Malgré la pression policière, plusieurs commerçantes ambulantes restent visibles au centre-ville de Bujumbura. Au mois de janvier, le président du sénat avait plaidé pour elles. Qu’en est-il de leur situation actuelle ?
Depuis 2017, les autorités municipales pourchassent les commerçantes ambulantes au centre-ville la capitale économique du pays. Aujourd’hui, elles sont encore là. La majorité d’entre elles occupent les alentours de l’ex-marché central de Bujumbura. Elles vendent des fruits, des biscuits, des légumes, etc.
Après le récent discours du président du Sénat aux élus locaux de la mairie de Bujumbura, certaines commerçantes se sentent protégées. « Le président du Sénat a entendu nos cris et nos larmes. Les policiers ne vont plus nous embarquer dans les camionnettes comme des marchandises», confie Janette. En outre, le président du Sénat devrait plutôt exiger des sanctions sévères envers les policiers qui les maltraitent. Pour d’autres, comme Claire, ce discours ne changera rien.
D’une part, Emmanuel Sinzohagera a appelé les policiers et les élus locaux à faire preuve d’humilité et à avoir le sens de dignité dans le traitement des commerçants ambulants. D’autre part, il a rappelé que les commerçants devraient respecter la loi. « Il n’a pas vraiment plaidé en notre faveur car il n’a pas demandé à la mairie de nous autoriser à faire notre commerce», déclare une commerçante.
Des conditions de travail toujours difficiles
Josiane a du mal à raconter ce qu’elle endure. Assise sur le trottoir en face de l’ex-marché central de Bujumbura, cette veuve étale du petit pois et des carottes dans son panier. « Je m’attends toujours à la police et je suis prête à fuir », confie-t-elle.
Au même instant, une autre commerçante angoissée interrompt notre conversation. C’est séraphine, habitant de la zone Gatumba. Larmes aux yeux, elle se lâche : « Les policiers peuvent nous surprendre à n’importe quel moment puis nous embarquent dans les pick- up.» Souvent, elles restent deux ou trois jours au poste de police et doivent payer une amande avant d’être libérée. Quand elles sortent du cachot, elles reviennent au même endroit. « Nous ne pouvons pas abandonner. Ce commerce est source de survie pour ma famille. »
Une fois aux arrêts, les produits sont confisqués par la police. Cela constitue une grosse perte pour ces femmes dont certaines sont à la fois veuves et chef de ménage. Elles sont obligées de recommencer à zéro.
Elles ne cèdent pas
D’après cette jeune femme, les policiers les accusent de perturber la sécurité et de violer la loi. « Cet argument ne tient pas, dit-elle.
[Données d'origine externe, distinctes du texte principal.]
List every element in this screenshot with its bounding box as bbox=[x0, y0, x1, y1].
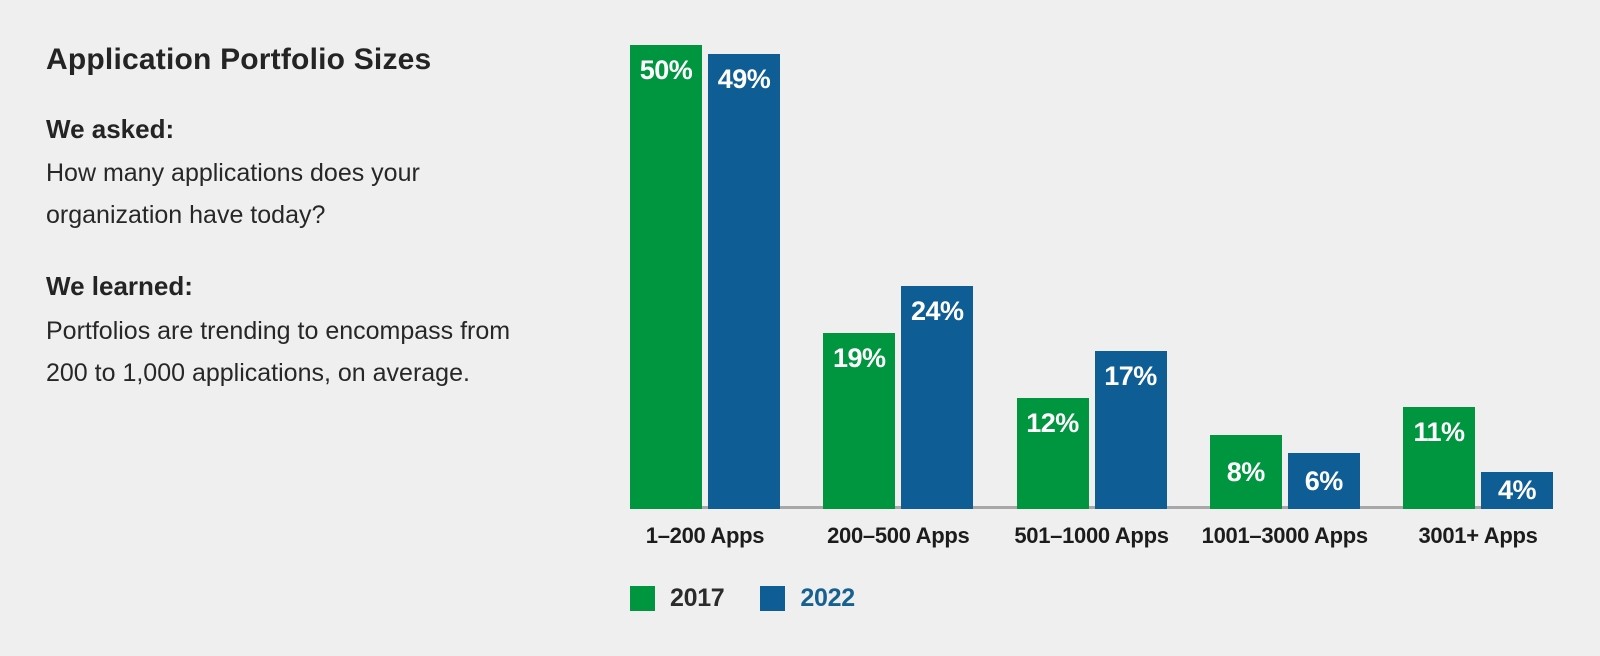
bar-value-label: 50% bbox=[639, 55, 693, 85]
bar-value-label: 24% bbox=[910, 296, 964, 326]
legend-item-2017: 2017 bbox=[630, 584, 725, 613]
bar-group: 8% 6% 1001–3000 Apps bbox=[1202, 0, 1368, 548]
chart-legend: 2017 2022 bbox=[630, 584, 855, 613]
x-axis-line bbox=[630, 506, 1553, 509]
bar-group: 12% 17% 501–1000 Apps bbox=[1014, 0, 1169, 548]
legend-swatch bbox=[630, 586, 655, 611]
we-asked-text: How many applications does your organiza… bbox=[46, 159, 420, 229]
bar-groups: 50% 49% 1–200 Apps 19% 24% 200–500 Apps 12% 17%… bbox=[630, 0, 1553, 548]
bar-value-label: 49% bbox=[717, 64, 771, 94]
legend-item-2022: 2022 bbox=[760, 584, 855, 613]
bar-value-label: 6% bbox=[1304, 465, 1344, 496]
bar-value-label: 4% bbox=[1497, 475, 1537, 505]
chart-title: Application Portfolio Sizes bbox=[46, 43, 432, 76]
legend-label: 2017 bbox=[670, 584, 725, 612]
summary-panel: Application Portfolio Sizes We asked: Ho… bbox=[46, 42, 516, 394]
bar-value-label: 12% bbox=[1026, 408, 1079, 438]
bar-2022: 4% bbox=[1481, 472, 1553, 509]
bar-2017: 11% bbox=[1403, 407, 1475, 509]
bar-2022: 17% bbox=[1094, 351, 1167, 509]
x-axis-label: 3001+ Apps bbox=[1418, 523, 1538, 548]
x-axis-label: 501–1000 Apps bbox=[1014, 523, 1169, 548]
bar-value-label: 17% bbox=[1104, 361, 1157, 391]
bar-group: 50% 49% 1–200 Apps bbox=[630, 0, 780, 548]
bar-2017: 19% bbox=[823, 333, 896, 509]
bar-2022: 24% bbox=[901, 286, 974, 509]
bar-2022: 49% bbox=[708, 54, 780, 509]
bar-value-label: 19% bbox=[832, 343, 886, 373]
x-axis-label: 1–200 Apps bbox=[645, 523, 765, 548]
bar-value-label: 11% bbox=[1413, 417, 1465, 447]
bar-group: 11% 4% 3001+ Apps bbox=[1403, 0, 1553, 548]
bar-2017: 8% bbox=[1209, 435, 1282, 509]
we-learned-text: Portfolios are trending to encompass fro… bbox=[46, 317, 511, 387]
bar-value-label: 8% bbox=[1226, 456, 1266, 487]
legend-label: 2022 bbox=[800, 584, 855, 612]
x-axis-label: 1001–3000 Apps bbox=[1201, 523, 1369, 548]
bar-group: 19% 24% 200–500 Apps bbox=[823, 0, 974, 548]
bar-2017: 12% bbox=[1016, 398, 1089, 509]
legend-swatch bbox=[760, 586, 786, 611]
x-axis-label: 200–500 Apps bbox=[827, 523, 970, 548]
we-asked-heading: We asked: bbox=[46, 114, 175, 144]
bar-2022: 6% bbox=[1287, 453, 1360, 509]
bar-2017: 50% bbox=[630, 45, 702, 509]
we-learned-heading: We learned: bbox=[46, 271, 193, 301]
Aucune commerçante impliquée dans les bandes de criminels ou de voleurs n’a été arrêtée ».
Malgré la pression de la police, ces commerçantes ne cèdent pas. Aline, veuve et mère de cinq enfants témoigne : « Je persévère. J’encaisse un gain 4000 BIF par jour.» Grâce à ce revenu, elle paie le loyer et la scolarité de ses enfants.
Cette femme veuve confie qu’elle exerce le commerce ambulant de légumes depuis une dizaine d’années. Ce commerce est son seul gagne-pain et fait vivre sa famille malgré les tracasseries policières.
Les dures conditions de travail ont contraint ces commerçantes à tisser des relations de solidarité entre elles. Certaines femmes collectent de l’argent pour rendre visite à leurs consœurs incarcérées. Si l’une d’entre elles est emprisonnée, les autres cotisent pour la rendre visite. « Nous errons dans la rue comme des brebis sans berger. Nous avons besoin de soutien pour nous développer », constate Aline.